I was thinking so much i only stopped to walk once. something which i couldnt since last year. The usual Epica and Saosin didnt have a motivational effect anymore. I just have to listen to other old songs again.
So here were my thoughts:
" Once in a while, instability takes over. The phase before stabilization is tough. The progression to stability comes along with sadness, anger but insight. Sometimes, we fail for reasons which cannot be accepted. We are all full of flaws. But such mistakes, unpardonable.
Sometimes, i wish if i run fast enough, i could fly. And it feels real good to sprint. Except, i tire out after a while - i wish would never happen. The cool breeze blowing against me gives me energy to run. OH.. check out that group of muds walking adjacent to each other, refusing to give way. I shall charge in their direction. They must give way else i'll smash right into one of them."

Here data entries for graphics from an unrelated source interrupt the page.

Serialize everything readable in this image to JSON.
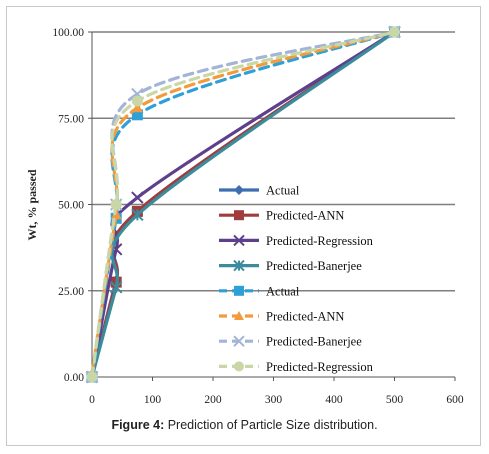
{
  "chart_data": {
    "type": "line",
    "ylabel": "Wt, % passed",
    "xlabel": "",
    "xlim": [
      0,
      600
    ],
    "ylim": [
      0,
      100
    ],
    "x_ticks": [
      "0",
      "100",
      "200",
      "300",
      "400",
      "500",
      "600"
    ],
    "y_ticks": [
      "0.00",
      "25.00",
      "50.00",
      "75.00",
      "100.00"
    ],
    "grid": "horizontal",
    "legend_position": "center-right",
    "series": [
      {
        "name": "Actual",
        "color": "#3c6fb0",
        "style": "solid",
        "marker": "diamond",
        "x": [
          0,
          40,
          75,
          500
        ],
        "y": [
          0,
          28,
          48,
          100
        ]
      },
      {
        "name": "Predicted-ANN",
        "color": "#a03c3c",
        "style": "solid",
        "marker": "square",
        "x": [
          0,
          40,
          75,
          500
        ],
        "y": [
          0,
          27.5,
          48,
          100
        ]
      },
      {
        "name": "Predicted-Regression",
        "color": "#5e3f8c",
        "style": "solid",
        "marker": "x",
        "x": [
          0,
          40,
          75,
          500
        ],
        "y": [
          0,
          37,
          52,
          100
        ]
      },
      {
        "name": "Predicted-Banerjee",
        "color": "#3a8c9c",
        "style": "solid",
        "marker": "star",
        "x": [
          0,
          40,
          75,
          500
        ],
        "y": [
          0,
          26,
          47,
          100
        ]
      },
      {
        "name": "Actual",
        "color": "#2ea0d8",
        "style": "dashed",
        "marker": "square",
        "x": [
          0,
          40,
          75,
          500
        ],
        "y": [
          0,
          46,
          76,
          100
        ]
      },
      {
        "name": "Predicted-ANN",
        "color": "#f39a3c",
        "style": "dashed",
        "marker": "triangle",
        "x": [
          0,
          40,
          75,
          500
        ],
        "y": [
          1,
          47,
          78,
          100
        ]
      },
      {
        "name": "Predicted-Banerjee",
        "color": "#a3b4d6",
        "style": "dashed",
        "marker": "x",
        "x": [
          0,
          40,
          75,
          500
        ],
        "y": [
          0,
          50,
          82,
          100
        ]
      },
      {
        "name": "Predicted-Regression",
        "color": "#c9d6a6",
        "style": "dashed",
        "marker": "circle",
        "x": [
          0,
          40,
          75,
          500
        ],
        "y": [
          0,
          50,
          80,
          100
        ]
      }
    ]
  },
  "caption": {
    "label": "Figure 4:",
    "text": " Prediction of Particle Size distribution."
  }
}
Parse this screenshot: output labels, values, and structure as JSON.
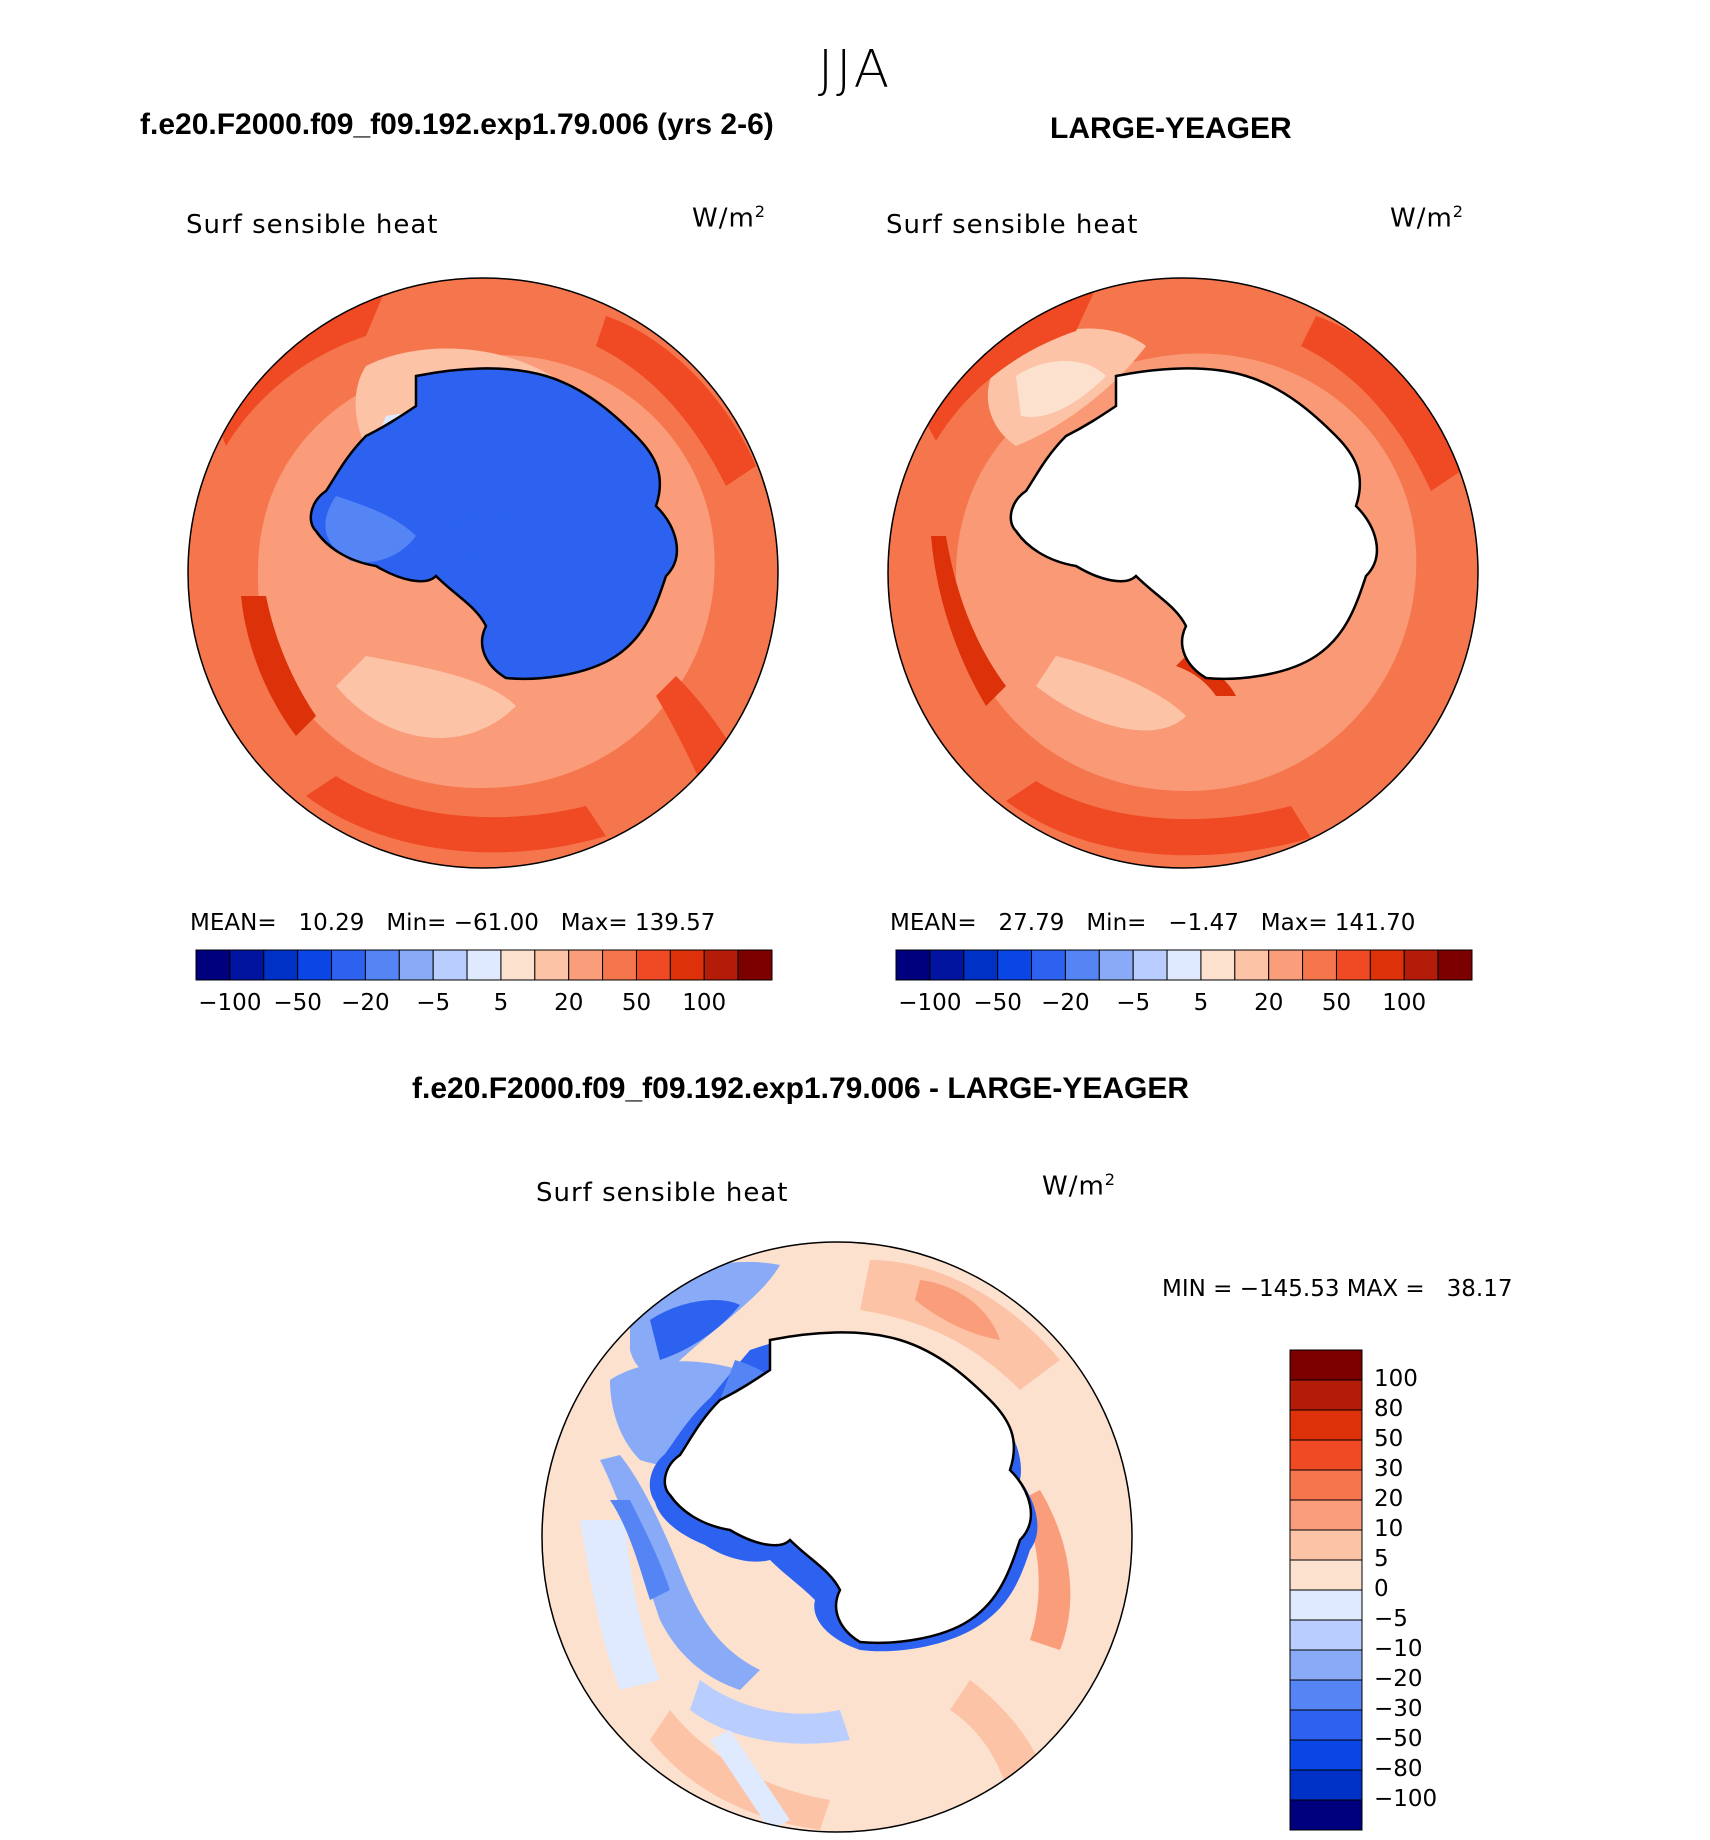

Went to med's friend's 21st birthday at downtown east on sat. The bbq chicken was quite nice. I felt bad being served, by his family members, food while his friends cooked the food. So i went over to join in the bbq too. I too wanted to eat the chicken wings la.. haha.. we didnt have a choice but to take cab home. Super long way home. I wonder when will oil prices drop back to where it was. Petrol was at $1.3 per litre more than a year back. its going crazy man.. And i think, it will continue to rise towards the end of the year.
Had cafe cartel w dad and med yest. Dad loves pork ribs and he too agreed that their ribs were really nice. Seriously enjoyed the meal there. First time bringing dad to a restaurant to eat. Now that i can since i got my 1 and only pay from july. haha..walked ard at bpp for a while and then headed home.
Its a tuesday tmr. morning practical lesson.